|At the end of a series of long discussions, here I am - doing as I'm told.|
Friday, 28 October 2011
Symbols of Power
Putting up Gib board, choosing paint colours, deciding positions for taps, drains, power sockets, switches, even putting down sections of floor – we’ve been here many times before. As with all our previous homes, the scale of the endeavour has once more increased – but then so has our own level of experience.
While we continue to wrestle with a look for our new bathroom – the one room whose wall and floor coverings generally aren’t painted or carpeted afterwards; requiring a colour scheme decision straight away – the electrician needs our attention first.

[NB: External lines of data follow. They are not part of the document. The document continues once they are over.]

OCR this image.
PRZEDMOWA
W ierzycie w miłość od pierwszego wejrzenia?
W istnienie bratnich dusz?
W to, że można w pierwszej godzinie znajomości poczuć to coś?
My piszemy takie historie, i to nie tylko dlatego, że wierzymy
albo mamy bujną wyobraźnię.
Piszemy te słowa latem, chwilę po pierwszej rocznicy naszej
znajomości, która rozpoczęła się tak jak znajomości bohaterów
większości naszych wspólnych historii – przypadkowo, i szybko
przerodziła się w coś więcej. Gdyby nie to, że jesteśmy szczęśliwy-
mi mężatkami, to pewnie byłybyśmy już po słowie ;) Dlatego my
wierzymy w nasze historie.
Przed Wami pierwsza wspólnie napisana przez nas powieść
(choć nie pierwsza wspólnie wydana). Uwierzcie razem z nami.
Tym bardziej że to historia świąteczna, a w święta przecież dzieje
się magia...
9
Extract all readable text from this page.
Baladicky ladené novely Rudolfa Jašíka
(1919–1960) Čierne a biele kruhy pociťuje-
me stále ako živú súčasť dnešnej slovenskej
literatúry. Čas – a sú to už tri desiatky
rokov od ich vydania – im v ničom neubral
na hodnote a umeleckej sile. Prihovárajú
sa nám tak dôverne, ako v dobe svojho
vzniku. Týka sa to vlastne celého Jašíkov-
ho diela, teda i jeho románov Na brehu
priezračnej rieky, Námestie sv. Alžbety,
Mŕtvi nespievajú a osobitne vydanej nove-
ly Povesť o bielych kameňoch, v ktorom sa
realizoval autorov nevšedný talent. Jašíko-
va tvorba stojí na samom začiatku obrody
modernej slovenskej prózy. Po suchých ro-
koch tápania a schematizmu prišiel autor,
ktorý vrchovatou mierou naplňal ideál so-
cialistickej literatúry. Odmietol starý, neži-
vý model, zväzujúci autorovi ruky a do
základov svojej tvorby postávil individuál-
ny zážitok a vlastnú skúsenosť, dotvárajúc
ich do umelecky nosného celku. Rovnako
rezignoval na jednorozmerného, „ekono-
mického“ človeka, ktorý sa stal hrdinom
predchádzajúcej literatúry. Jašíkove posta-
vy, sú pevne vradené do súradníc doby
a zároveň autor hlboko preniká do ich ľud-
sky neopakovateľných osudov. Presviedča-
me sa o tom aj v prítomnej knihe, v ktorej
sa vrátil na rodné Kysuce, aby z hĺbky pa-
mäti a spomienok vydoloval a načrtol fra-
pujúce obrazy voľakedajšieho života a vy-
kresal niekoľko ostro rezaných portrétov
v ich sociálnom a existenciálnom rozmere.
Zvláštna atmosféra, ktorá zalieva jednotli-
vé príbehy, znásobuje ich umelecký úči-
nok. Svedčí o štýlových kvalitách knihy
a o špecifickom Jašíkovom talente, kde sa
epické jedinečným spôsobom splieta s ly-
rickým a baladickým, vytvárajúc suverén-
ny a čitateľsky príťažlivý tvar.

Lights (pendant, wall mounted and the down-light variety), switches (single and double) and power sockets of every configuration need to be quantified, argued about, indicated, moved and possibly regretted afterwards. A fuse box needs to be housed, cables have to be run, extractor fans installed and monitoring units for our off-grid energy production positioned. I haven’t even mentioned phone jacks, coaxial cable sockets or the special requirements of our photovoltaic panels and batteries.
When we drew our own wildly inaccurate floor plan at the beginning of the year, we also supplied a ‘lighting plan’; peppering our home with various exotic symbols indicating placement of the myriad of electrical points mentioned above. This seemed to serve the purpose of making an initial quote possible, but as an unbelievably quick seven month mark in our container loomed, we suddenly found ourselves with a couple of days before the electrician arrived for his pre- wiring meeting.
We had to be ready, but fortunately, he had recommended that we literally marked positions inside our house with bits of note paper. Having already created our own hieroglyphs at the beginning of the year, we could go one better than that, so the day before the meeting saw Rose and I placing carefully printed and cut-out symbols on our house’s interior framework with double-sided tape. This took much longer than expected, because we both became acutely aware of how important each of these little sticky-backed decisions were. The process began to take on a surreal Marcel Marceau quality, as we took turns carefully miming the putting in of plugs and switching on of lights, along with the opening and closing of non-existing doors before leaving our mark. When this house is finished, we really will need to see about getting out more!
Absurd and pedantic as it all was, our care paid off the next day when the meeting took a mere hour and a half. Our electrician told us horror stories of five and a half hour endurance tests with indecisive or bickering couples, some partners even storming off and leaving him with no choice but to return for round two later. In our case, however, a few adjustments were suggested for logistical reasons and a date was set.